CAPITULO XII
—Como no regrese pronto el sheriff vamos a vernos en un aprieto —gruñó Bob Donovan al advertir el engrasamiento de los grupos amenazadores en la calle.
—Toda la culpa la tiene Baldwin. Está volviendo a emborrachar a la morralla para darle ánimos.
—En cuanto pueda ponerle el ojo encima le calmaré la agresividad con una bala.
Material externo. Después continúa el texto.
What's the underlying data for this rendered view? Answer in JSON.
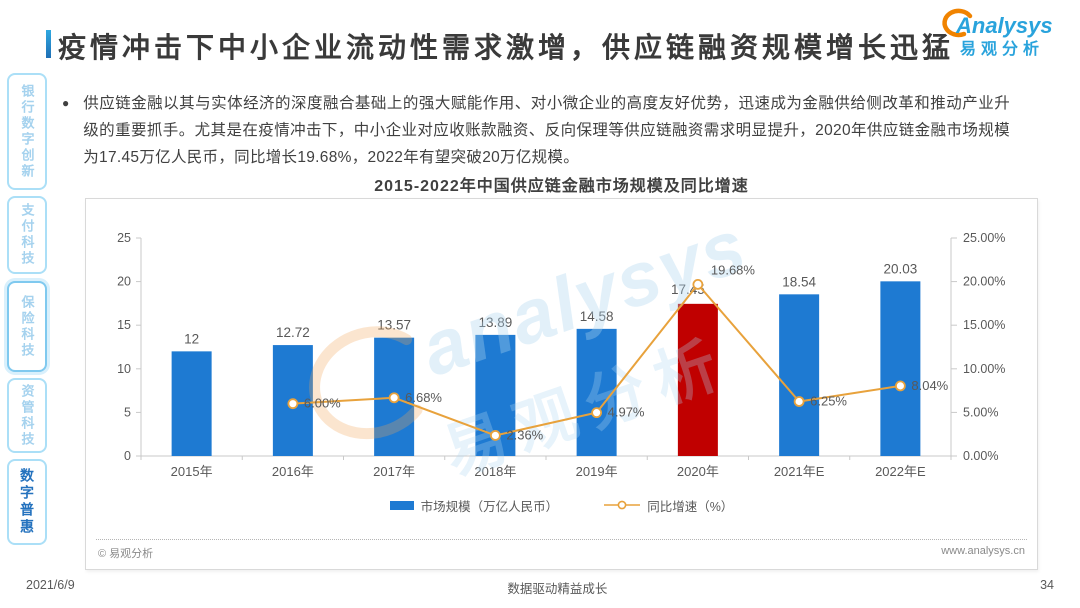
{
  "page": {
    "title": "疫情冲击下中小企业流动性需求激增，供应链融资规模增长迅猛",
    "date": "2021/6/9",
    "slogan": "数据驱动精益成长",
    "page_number": "34"
  },
  "logo": {
    "brand": "Analysys",
    "brand_cn": "易观分析"
  },
  "sidebar": {
    "items": [
      {
        "label": "银行数字创新",
        "active": false
      },
      {
        "label": "支付科技",
        "active": false
      },
      {
        "label": "保险科技",
        "active": false
      },
      {
        "label": "资管科技",
        "active": false
      },
      {
        "label": "数字普惠",
        "active": true
      }
    ]
  },
  "body": {
    "bullet_glyph": "●",
    "bullet_text": "供应链金融以其与实体经济的深度融合基础上的强大赋能作用、对小微企业的高度友好优势，迅速成为金融供给侧改革和推动产业升级的重要抓手。尤其是在疫情冲击下，中小企业对应收账款融资、反向保理等供应链融资需求明显提升，2020年供应链金融市场规模为17.45万亿人民币，同比增长19.68%，2022年有望突破20万亿规模。"
  },
  "chart": {
    "title": "2015-2022年中国供应链金融市场规模及同比增速",
    "source_left": "© 易观分析",
    "source_right": "www.analysys.cn",
    "watermark_brand": "analysys",
    "watermark_cn": "易观分析"
  },
  "chart_data": {
    "type": "bar+line",
    "title": "2015-2022年中国供应链金融市场规模及同比增速",
    "categories": [
      "2015年",
      "2016年",
      "2017年",
      "2018年",
      "2019年",
      "2020年",
      "2021年E",
      "2022年E"
    ],
    "series": [
      {
        "name": "市场规模（万亿人民币）",
        "type": "bar",
        "values": [
          12,
          12.72,
          13.57,
          13.89,
          14.58,
          17.45,
          18.54,
          20.03
        ],
        "labels": [
          "12",
          "12.72",
          "13.57",
          "13.89",
          "14.58",
          "17.45",
          "18.54",
          "20.03"
        ]
      },
      {
        "name": "同比增速（%）",
        "type": "line",
        "values": [
          null,
          6.0,
          6.68,
          2.36,
          4.97,
          19.68,
          6.25,
          8.04
        ],
        "labels": [
          null,
          "6.00%",
          "6.68%",
          "2.36%",
          "4.97%",
          "19.68%",
          "6.25%",
          "8.04%"
        ]
      }
    ],
    "highlight_index": 5,
    "left_axis": {
      "min": 0,
      "max": 25,
      "ticks": [
        "0",
        "5",
        "10",
        "15",
        "20",
        "25"
      ]
    },
    "right_axis": {
      "min": 0,
      "max": 25,
      "ticks": [
        "0.00%",
        "5.00%",
        "10.00%",
        "15.00%",
        "20.00%",
        "25.00%"
      ]
    },
    "legend_position": "bottom",
    "grid": false,
    "colors": {
      "bar": "#1E7AD2",
      "bar_highlight": "#C00000",
      "line": "#E8A23C",
      "axis_text": "#595959"
    }
  }
}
—Aquí vienen él y el juez. ¿Qué hacemos?
—Cubridme bien, vosotros. Saldré a hablar con ellos.
Las dos autoridades llegaron a cinco pasos de la cárcel y se detuvieron a ver salir a Bob, que se paró en la puerta con el rifle terciado sobre los brazos.
—¿Adónde van ustedes, juez?
—A ver al preso...
—Y a hacernos cargo de él para juzgarlo y condenarlo a la pena que merece. Será mejor que tú y tus peones os mantengáis tranquilos, Donovan contra de la ley.
—¿Quién dice eso, usted?
—Es la verdad, muchacho. No podéis hacer eso...
—Estamos aquí por orden y a petición del sheriff King, juez. Somos, por el momento, sus delegados...
—¡Eso es mentira!
—Vuelva a repetirlo, Baldwin, y le agujereo la cabeza.
—Vamos, vamos... Calmad esos nervios. Dices que el sheriff os nombró sus agentes. ¿Dónde está él?
—No lo sé.
—¿Y eso?
—Partió, después de encargarnos que no dejásemos entrar a nadie en la prisión.
—Pero yo soy el juez...
—¡Y yo el alcalde! Tenemos la máxima autoridad y...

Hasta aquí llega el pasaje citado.